De wereld wordt langzaam één geheel, waarin afstand, taal en cultuur steeds een kleinere rol gaan spelen. In zijn boek spreekt Ritzer (1993) dan ook van de term McDonaldization. Hij bedoelt hiermee, niet het grote aantal McDonalds vestigingen1 maar de uniformiteit van onze samenleving. Radstrom (2011) stelt dat door de globalisering en het langzaam één worden van de wereld, steden steeds uniformer worden en dat de lokale sense of place in gevaar is als het niet op een juiste manier wordt onderhouden.
Weerstand tegen deze uniformiteit die de globaliserende ‘fast world’
voortbrengt, wordt onder andere geleverd door de Cittaslow beweging. Deze beweging heeft als doel, “…de ontwikkeling van plaatsen met een robuuste vitaliteit gebaseerd op goed voedsel, een gezonde omgeving, duurzame economieën, en het seizoensgebonden-‐ en traditionele ritme van het gemeenschapsleven” (Knox & Marston, 2010, p.237). Ook in Nederland worden de principes van Cittaslow steeds vaker toegepast door lokale overheden als een alternatief voor regio ontwikkeling en als een instrument voor place making. Er is voldoende geschreven over Cittaslow, de toepassing ervan en welke effecten het heeft op een regio, maar in dit onderzoek gaan we terug naar het begin: hoe komt het Cittaslow keurmerk binnen een gemeente tot stand?
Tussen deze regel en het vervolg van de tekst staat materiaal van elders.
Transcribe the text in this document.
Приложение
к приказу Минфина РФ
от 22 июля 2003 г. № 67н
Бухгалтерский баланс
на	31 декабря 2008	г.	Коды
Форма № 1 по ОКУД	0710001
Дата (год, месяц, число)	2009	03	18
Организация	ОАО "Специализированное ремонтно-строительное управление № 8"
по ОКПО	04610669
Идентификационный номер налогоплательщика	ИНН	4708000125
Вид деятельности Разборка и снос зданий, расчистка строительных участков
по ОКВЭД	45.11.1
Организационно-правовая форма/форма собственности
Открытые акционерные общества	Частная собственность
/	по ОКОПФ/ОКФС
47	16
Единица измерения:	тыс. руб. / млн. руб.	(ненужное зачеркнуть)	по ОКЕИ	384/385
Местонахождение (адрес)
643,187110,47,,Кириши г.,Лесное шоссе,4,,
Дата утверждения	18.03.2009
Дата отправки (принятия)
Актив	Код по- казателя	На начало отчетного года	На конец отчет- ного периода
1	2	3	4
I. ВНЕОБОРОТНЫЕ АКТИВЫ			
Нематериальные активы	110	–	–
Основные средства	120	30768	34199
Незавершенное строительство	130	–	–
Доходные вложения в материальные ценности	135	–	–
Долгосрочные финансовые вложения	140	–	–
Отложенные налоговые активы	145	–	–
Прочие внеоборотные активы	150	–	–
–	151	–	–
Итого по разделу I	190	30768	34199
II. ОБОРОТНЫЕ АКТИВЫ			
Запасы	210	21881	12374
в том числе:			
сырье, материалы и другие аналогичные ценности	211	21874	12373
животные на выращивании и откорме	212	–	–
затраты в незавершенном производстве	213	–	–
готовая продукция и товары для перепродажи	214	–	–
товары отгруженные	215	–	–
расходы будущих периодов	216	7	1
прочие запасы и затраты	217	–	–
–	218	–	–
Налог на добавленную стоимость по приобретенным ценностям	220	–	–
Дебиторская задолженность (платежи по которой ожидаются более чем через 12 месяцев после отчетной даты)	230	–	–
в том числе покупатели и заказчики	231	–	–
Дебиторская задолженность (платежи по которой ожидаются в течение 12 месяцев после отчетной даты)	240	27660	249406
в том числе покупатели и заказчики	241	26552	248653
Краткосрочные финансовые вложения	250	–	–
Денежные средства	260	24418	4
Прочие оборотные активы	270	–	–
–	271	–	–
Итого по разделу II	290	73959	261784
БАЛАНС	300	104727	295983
1 Met meer dan 34.000 restaurants in 118 landen is McDonald’s bijna over de hele wereld te vinden (McDonald’s, 2013).
1.2 Probleemstelling
Deze thesis heeft tot doel inzicht te verkrijgen in de totstandkoming van het Cittaslow keurmerk binnen een gemeente. In dit onderzoek wordt de gemeente Borger-‐Odoorn als casestudy gebruikt voor onderzoek. Naast de branding van Borger als ‘hunebed hoofdstad van Drenthe’ (Gemeente Borger-‐Odoorn, 2012), heeft men nu ook op het keurmerk Cittaslow ingezet. Maar hoe komt zoiets nou tot stand? Waarom kiest men voor het voeren van een keurmerk? Welke stappen zijn er ondernomen na een eerste voorstel en welke belangen waren er mee gemoeid? Het toepassen van de principes van Cittaslow kan als een vorm van place making worden gezien. In deze thesis wordt echter gekeken naar het proces van invoering van het Cittaslow keurmerk zelf. Het gaat hier dan dus niet zozeer om place making maar om het place branding proces.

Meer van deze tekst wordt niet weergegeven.